POETRY-November + December 2010
Poem by Alison Deming
Edited by Christopher Seid
Artwork by Rockwell Kent

 

“On Sagadahoc Bay”

Mid-tide, when the sandbar floods,
the deeper channel marks a curving path,
dark seam of water where the ocean
enters twice a day to fill the sheltered cove
and swab the land leaving shells and husks
of finished lives along the beach. The land
too does its part, peninsula of pointed firs
that reaches out and leaches salt
into the seminal broth.
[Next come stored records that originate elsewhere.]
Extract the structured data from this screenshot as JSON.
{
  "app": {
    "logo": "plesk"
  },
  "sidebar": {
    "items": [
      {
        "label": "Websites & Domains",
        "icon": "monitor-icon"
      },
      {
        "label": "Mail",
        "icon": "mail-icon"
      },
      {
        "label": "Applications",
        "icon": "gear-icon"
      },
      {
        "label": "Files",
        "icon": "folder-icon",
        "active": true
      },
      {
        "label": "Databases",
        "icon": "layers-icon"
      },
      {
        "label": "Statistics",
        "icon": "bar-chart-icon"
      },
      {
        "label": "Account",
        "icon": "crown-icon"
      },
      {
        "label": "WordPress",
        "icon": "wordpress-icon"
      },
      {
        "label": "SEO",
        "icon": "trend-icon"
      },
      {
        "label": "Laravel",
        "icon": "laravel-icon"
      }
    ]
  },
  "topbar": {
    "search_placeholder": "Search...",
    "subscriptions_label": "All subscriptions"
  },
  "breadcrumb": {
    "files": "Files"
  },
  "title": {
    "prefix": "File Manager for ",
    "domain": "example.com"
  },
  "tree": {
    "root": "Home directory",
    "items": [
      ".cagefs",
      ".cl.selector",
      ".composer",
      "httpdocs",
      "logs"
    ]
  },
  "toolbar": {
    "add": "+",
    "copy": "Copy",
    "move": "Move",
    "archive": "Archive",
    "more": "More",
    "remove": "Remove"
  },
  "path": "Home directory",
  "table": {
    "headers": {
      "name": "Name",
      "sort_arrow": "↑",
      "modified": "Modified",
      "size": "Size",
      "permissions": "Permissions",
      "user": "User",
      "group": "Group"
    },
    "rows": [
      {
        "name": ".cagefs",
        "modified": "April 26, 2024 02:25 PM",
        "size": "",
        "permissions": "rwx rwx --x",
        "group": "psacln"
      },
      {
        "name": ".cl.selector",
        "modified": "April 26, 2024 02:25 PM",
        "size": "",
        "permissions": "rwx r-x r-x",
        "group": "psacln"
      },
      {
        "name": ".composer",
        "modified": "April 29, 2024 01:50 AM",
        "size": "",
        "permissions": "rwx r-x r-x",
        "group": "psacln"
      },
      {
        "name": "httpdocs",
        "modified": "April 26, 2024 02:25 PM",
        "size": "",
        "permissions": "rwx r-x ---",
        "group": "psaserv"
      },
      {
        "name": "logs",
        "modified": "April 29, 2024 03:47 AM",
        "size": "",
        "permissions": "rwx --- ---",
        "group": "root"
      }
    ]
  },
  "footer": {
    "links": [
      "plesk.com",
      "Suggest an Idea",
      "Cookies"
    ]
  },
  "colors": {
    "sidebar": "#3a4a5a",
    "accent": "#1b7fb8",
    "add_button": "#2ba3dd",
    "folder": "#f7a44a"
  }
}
I’m learning here
to see relationship instead of boundary,
my life as small as an ankle-high wave
that rises only once, say, at high tide
when it can catch the moonlight in its fist,
then curves and falls back into the
complexity that gave it form, energy
released into molecular flow.  Each wave
comes only once, but the tide,
being movement, remains itself forever.

 

Alison Deming spends time each summer on Grand Manan Island, where her family has had a house since 1957. About this poem she says, “It was written while I was staying at a friend’s house on Kennebec Point in Georgetown. Day after day I watched the tidal waters approach and recede. Those time-deep rhythms stirred the poem.” Lucinda Bliss, whose illustration Molecular Flow accompanies the poem, is the daughter of Alison Deming. Bliss says, “I loved the experience of lingering with one of my mom’s poems for a few weeks.”